Is an Intel i7 (4 cores, 8 HT-based logical cores) better than an Intel Core 2 Quad for VisualC++ development?

StackOverflow https://stackoverflow.com/questions/1505646

Question

I have to make a recommendation to management regarding whether or not we should spend the extra money to purchase new computers with Intel i7 CPUs (i7 950s) or whether we should buy Intel Core 2 Quad processors (Q9550s or something equivalent.)

Our main task are Microsoft Visual C++ development, thus we are aiming to ensure the best compile and link times for our money.

The i7 systems are $600 more each than the Intel Core 2 Quad systems. The GHz of the CPUs is basically equivalent.

Is that extra money justified in terms of additional compilation/link performance?

Was it helpful?

Solution

I'm going to go for the trite answer and just say "Yes!!!!!"

Pretty sure this is too late for the OP, but for anyone else reading this... don't think that that $600 will be wasted (and it should be getting smaller as time goes by as well), the core i7 will own the Core 2 Quad. I've had both and have seen my compile times drop from about 27 min to 11 min.

Core i7 all the way!

OTHER TIPS

We tested i7 systems where I work, and had major stability problems on all of them.

Core 2 Quad will give you the biggest bang for the buck, but going with dual quad core Xeons will give you the biggest bang.

Any way you go, stick as much RAM in the machines as you can, and setup a fast RAID 1 array in the machine with high quality drives, both for a bit higher speed and data integrity. Normal drives are fine, SSD drives are still spotty in terms of performance; a lot of the good deals you see on SSDs are for drives that are slower than standard magnetic HDDs.

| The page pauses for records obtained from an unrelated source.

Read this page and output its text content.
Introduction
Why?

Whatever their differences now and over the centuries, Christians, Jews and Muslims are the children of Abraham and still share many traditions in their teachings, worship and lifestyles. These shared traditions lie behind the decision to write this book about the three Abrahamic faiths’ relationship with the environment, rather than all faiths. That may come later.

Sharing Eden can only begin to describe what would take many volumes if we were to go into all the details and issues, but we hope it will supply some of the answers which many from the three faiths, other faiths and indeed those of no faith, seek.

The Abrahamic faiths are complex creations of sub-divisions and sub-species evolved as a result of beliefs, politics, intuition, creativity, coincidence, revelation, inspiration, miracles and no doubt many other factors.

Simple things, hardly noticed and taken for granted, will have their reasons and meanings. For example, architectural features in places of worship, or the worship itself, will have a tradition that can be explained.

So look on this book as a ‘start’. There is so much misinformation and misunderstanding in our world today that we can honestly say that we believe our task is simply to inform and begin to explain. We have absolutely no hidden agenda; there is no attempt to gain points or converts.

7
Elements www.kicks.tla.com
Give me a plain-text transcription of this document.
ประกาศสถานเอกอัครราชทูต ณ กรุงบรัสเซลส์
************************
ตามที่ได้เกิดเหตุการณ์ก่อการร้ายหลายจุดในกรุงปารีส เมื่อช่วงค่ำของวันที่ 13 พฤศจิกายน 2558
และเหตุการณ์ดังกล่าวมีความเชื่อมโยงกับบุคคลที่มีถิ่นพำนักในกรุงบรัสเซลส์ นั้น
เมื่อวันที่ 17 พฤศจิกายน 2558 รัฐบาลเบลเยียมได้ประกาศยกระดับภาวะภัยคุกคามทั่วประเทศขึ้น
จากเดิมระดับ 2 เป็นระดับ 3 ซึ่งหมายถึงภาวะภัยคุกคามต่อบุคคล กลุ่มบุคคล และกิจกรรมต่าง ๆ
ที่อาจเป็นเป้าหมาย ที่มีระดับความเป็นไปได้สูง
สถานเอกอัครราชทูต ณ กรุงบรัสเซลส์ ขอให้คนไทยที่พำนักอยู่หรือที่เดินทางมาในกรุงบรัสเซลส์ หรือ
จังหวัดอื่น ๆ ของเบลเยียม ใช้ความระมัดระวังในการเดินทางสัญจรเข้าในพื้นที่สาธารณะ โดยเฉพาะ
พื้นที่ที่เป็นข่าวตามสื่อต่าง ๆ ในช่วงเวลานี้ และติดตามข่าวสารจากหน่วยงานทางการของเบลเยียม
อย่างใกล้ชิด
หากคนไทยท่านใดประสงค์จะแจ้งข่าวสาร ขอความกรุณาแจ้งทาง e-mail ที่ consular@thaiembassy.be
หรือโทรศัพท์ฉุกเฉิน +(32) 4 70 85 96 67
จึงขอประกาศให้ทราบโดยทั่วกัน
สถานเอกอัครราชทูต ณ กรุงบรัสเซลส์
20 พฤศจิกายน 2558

Compiles that would use all cores are probably disk bound anyway. Go for the Core 2 Quad and you'll be happy for years to come.

added from comments:

If you have $600 to spare, get a nice SSD for the code OR the libraries, you'll get a very decent compile time speed increase from that.

While my answer is definitely to late for you maybe someone else is reading it. If you develop multithreaded software then always go for the highest number of cores.

It's not really for your day to day work but the more cores the better you can test scalability and the more likely is it to run into race conditions and deadlocks on your developer machine.

I would better buy 2xi7 with 8+8 thread and 2GHz then a 3,2GHz quad core - both cost the same.